If this can evolve into a comptetive solution for attribution it can improve the privacy of users from it being used over more privacy intrusive alternatives. Not every feature has to benefit every user. Like other platforms the web also has the user -> developer -> content flywheel. Implementing features for developers that allow them to create better websites which can give users more value.
That is why this feature is opt-out, and enabled by default, so that most people won't even know it's there and will be tracked:
Just like many other APIs there is a balance between utility of a feature and the privacy implications. ATT for example was done to protect the device specific advertising uuid. This advertising uuid is bad for privacy since data brokers can tie a bunch of information to this uuid. Now as an app by collecting the advertising uuid a lot of information can be looked about what data is associated with it. Apple also has their own private ad attribution API in Safari called Private Click Measurement which is opt out. This stance by Apple isn't inconsistent, there is much more utility with PCM with a minimal privacy cost.
The explainer explicitly provides justification for making it opt in as it both increases accuracy of the data in the histogram and allows for more noise to be added increasing user privacy.
The way this feature is constructed, to track individual user behavior Mozilla would have to collude with another company that's involved in running this scheme. Otherwise it's mathematically provable, and the source code is available, so you don't have to take their word for it. It boils down to whether you trust them not to collude.

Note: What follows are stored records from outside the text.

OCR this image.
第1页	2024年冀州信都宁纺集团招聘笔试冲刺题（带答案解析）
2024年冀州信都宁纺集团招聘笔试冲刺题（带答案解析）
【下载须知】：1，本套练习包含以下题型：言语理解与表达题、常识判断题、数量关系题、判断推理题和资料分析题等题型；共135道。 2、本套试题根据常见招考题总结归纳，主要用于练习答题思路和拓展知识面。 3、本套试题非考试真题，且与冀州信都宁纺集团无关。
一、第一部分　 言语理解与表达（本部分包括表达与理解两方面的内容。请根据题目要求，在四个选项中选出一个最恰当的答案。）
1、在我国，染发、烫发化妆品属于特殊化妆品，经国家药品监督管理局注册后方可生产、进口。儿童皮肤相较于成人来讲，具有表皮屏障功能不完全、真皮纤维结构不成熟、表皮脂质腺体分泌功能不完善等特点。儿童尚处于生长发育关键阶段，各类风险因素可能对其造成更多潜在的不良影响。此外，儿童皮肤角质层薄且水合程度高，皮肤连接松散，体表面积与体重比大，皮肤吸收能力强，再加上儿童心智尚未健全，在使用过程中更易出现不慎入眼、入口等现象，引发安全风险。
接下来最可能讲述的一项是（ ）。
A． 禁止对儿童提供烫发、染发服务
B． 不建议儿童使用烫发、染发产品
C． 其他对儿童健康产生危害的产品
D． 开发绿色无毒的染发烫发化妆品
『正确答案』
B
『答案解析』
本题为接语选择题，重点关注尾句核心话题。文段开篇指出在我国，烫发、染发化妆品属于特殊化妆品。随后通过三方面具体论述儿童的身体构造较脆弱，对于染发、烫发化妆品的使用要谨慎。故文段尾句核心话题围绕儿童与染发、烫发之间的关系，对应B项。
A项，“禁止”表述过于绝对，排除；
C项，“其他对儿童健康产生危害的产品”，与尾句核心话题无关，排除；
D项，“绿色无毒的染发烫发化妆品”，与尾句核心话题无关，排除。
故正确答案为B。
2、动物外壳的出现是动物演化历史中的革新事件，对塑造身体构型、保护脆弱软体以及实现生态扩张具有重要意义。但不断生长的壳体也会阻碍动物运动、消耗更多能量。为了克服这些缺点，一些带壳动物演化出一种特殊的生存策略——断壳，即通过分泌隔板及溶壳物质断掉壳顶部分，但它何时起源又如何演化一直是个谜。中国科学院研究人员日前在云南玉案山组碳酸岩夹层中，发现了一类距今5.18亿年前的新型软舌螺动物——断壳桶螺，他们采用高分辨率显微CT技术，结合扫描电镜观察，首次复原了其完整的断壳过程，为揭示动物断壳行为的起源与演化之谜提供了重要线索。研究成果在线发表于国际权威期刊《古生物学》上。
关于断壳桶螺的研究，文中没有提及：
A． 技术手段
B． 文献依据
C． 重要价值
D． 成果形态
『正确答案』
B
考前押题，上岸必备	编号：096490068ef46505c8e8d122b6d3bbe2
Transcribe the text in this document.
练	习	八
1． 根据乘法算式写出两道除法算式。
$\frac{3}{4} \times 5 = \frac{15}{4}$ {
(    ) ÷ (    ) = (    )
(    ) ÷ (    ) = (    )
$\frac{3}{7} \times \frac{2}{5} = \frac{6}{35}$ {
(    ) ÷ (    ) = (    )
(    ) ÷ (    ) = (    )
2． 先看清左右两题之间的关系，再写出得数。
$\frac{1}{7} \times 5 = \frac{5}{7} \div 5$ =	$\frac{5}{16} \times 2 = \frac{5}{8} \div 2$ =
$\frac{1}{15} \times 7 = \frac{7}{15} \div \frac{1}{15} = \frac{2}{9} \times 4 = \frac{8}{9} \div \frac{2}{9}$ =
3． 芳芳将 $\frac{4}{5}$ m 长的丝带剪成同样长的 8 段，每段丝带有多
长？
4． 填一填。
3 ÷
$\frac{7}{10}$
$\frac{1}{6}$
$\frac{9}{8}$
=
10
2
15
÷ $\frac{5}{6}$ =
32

At any rate, not giving them any sort of information is more private then giving them this information in aggregate. Google has tried a similar scheme (FloC) in the recent past. It shows that they're feeling pressure from privacy autists to build it this way.
there isn't (yet) because they would get fleeced by the EU.
>inb4 EU
they don't do it out of their goodness of their heart, but because it's easy money.
The way this feature is constructed, to track individual user behavior Mozilla would have to collude with another company that's involved in running this scheme. Otherwise it's mathematically provable, and the source code is available, so you don't have to take their word for it. It boils down to whether you trust them not to collude.
Ad attribution for the web is not in the late state. Each browser vendor has their own ideas on how this should work and it does not look like we are close to have an agreed upon solution for the web. It would be similarly insane to think that everyone is out to get you. For example when an API like WebGPU was created the goal was to enable more efficient graphics programming on the web. While yes there is a privacy trade off, the goal was not to track people. If somehow there would be a proposal which had 0 privacy loss, with no performance implication people wouldn't consider that as a failure, but in fact a good thing.
Right now the DAP servers are run by Mozilla and ISRG. ISRG is not an advertising company. Even when colluding they only get to learn the index of the ad (the number of the bucket of the histogram to increase). While right now there are 2 entities in the future there could be more, and it requires every one of the entities to conclude. As long as 1 does not collude the individual measurements are private.